Nationality and Language: USA, English

Running time: about 120 Minutes

MPAA Rating:  R

Distributor and Production Company: Paramount

Director; Writer: Cameron Crowe

Producer: Tom Cruise

Cast:  Tom Cruise, Penelope Cruz, Kurt Russell, Jason Lee,  Noah Tayllor, Cameron Diaz

Technical: 1.8 to 1 , digital

Relevance to site:  you create your own reality

Review: While on one level this movie is a typical love triangle of a rich boy chasing two women, it turns into a surreal exercise with interchangeable realities, someone inspired by David Lynch if much brighter here.  It is not as consistently creepy or disorienting as was Eyes Wide Shut. You move back in forth in time, and from one lifeline to another and one girlfriend to another, as if they were the same person. This film could provide sexy fun for java programmers wanting to provide textbook examples in inheritance and polymorphism.

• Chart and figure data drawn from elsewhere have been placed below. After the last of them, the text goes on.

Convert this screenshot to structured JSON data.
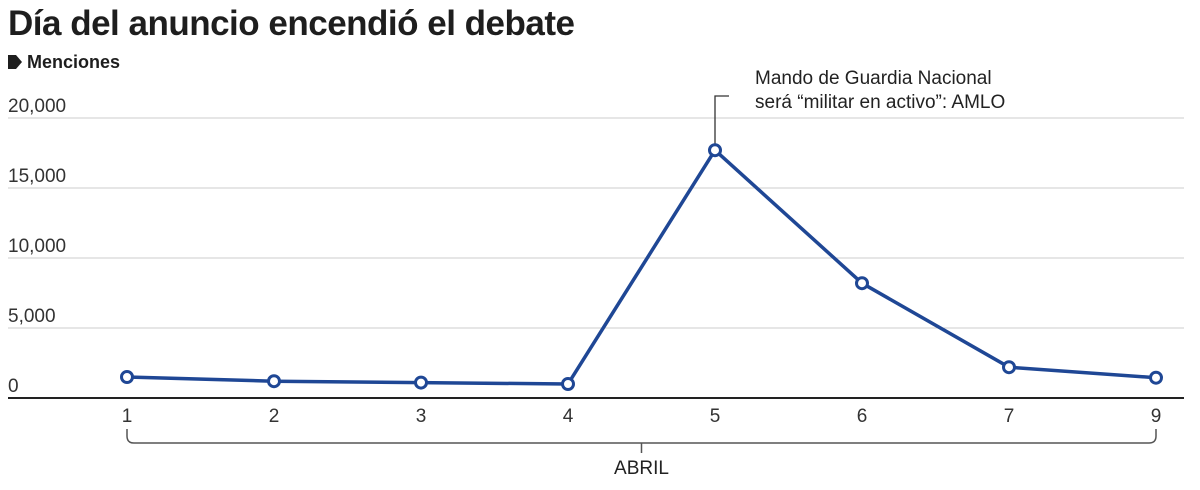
{
  "chart_data": {
    "type": "line",
    "title": "Día del anuncio encendió el debate",
    "ylabel": "Menciones",
    "xlabel": "ABRIL",
    "categories": [
      "1",
      "2",
      "3",
      "4",
      "5",
      "6",
      "7",
      "9"
    ],
    "series": [
      {
        "values": [
          1500,
          1200,
          1100,
          1000,
          17700,
          8200,
          2200,
          1450
        ]
      }
    ],
    "yticks": [
      "0",
      "5,000",
      "10,000",
      "15,000",
      "20,000"
    ],
    "ytick_values": [
      0,
      5000,
      10000,
      15000,
      20000
    ],
    "ylim": [
      0,
      20000
    ],
    "grid": true,
    "annotation": {
      "category": "5",
      "lines": [
        "Mando de Guardia Nacional",
        "será “militar en activo”: AMLO"
      ]
    },
    "colors": {
      "line": "#1f4795",
      "grid": "#cccccc",
      "axis": "#222222",
      "marker_fill": "#ffffff"
    }
  }
}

   The images as Cruise moves in and out of handsomeness with his disfigurement and mask are striking enough. In a disco, he wears the mask on the other side of his face, turning into a Janus. This is a movie, then, about male vanity—that even the heterosexual man is to be beautiful.  At one place, he publicly announces “I am straight” to an ectomorph staring at him in a motel bar, when the stalker turns out to be a businessman (called ‘tech support” as if out of the X-files)  bringing him back into his dream state,  The stuff  about the cryogenics company seems tacked on. The World Trade Center shows, and Cruise gets to jump from a similar skyscraper. You experience the going down, like Zarathustra.

 

Open Your Eyes (“Abre los ojos”) (1997, Artisan/Summit, dir. Alejandro Amenabar, Spain, 117 min) is the original blueprint for “Vanilla Sky” with Madrid replacing New York. (I would have liked Bilbao.) Cesa (Eduardo Noriega) is a handsome rich young playboy. He wakes up in his suite, drives outside and finds the streets of Madrid emptied (rather like Tokyo in Pulse). On replay, the story gets going, like in a Beethoven sonata, perhaps, with pretty much the same rendition as the second movie, but this seems more effective. Madrid seems more modern and more like an imaginary paradise out of science fiction than New York can. (Ever notice how sharp and modern day Spain always looks in the movies? It really is like that.) The pieces of the story are: two women (Penelope Cruz, Fele Martinez), one good male friend (Chete Lara) he rides with one of them, she crashes the car in a suicide, his downright pretty face is disfigured (his body is still OK); he may or may not get the operation; he wears a mask like Janus in the disco (even when he vomits), he signs a contract with the cryogenics freeze-dry company so that when he wakes up he continues to live a dream, he may kill the girl friend with a pillow in bed, he may have the girls mixed up. The final shot – jumping off a tall building – is the same, dissolving into non-existence. This is a moviegoer’s movie, as you are never sure where imagination generates reality – and consequences – in real space. You create your own reality, like a witch. Believe it.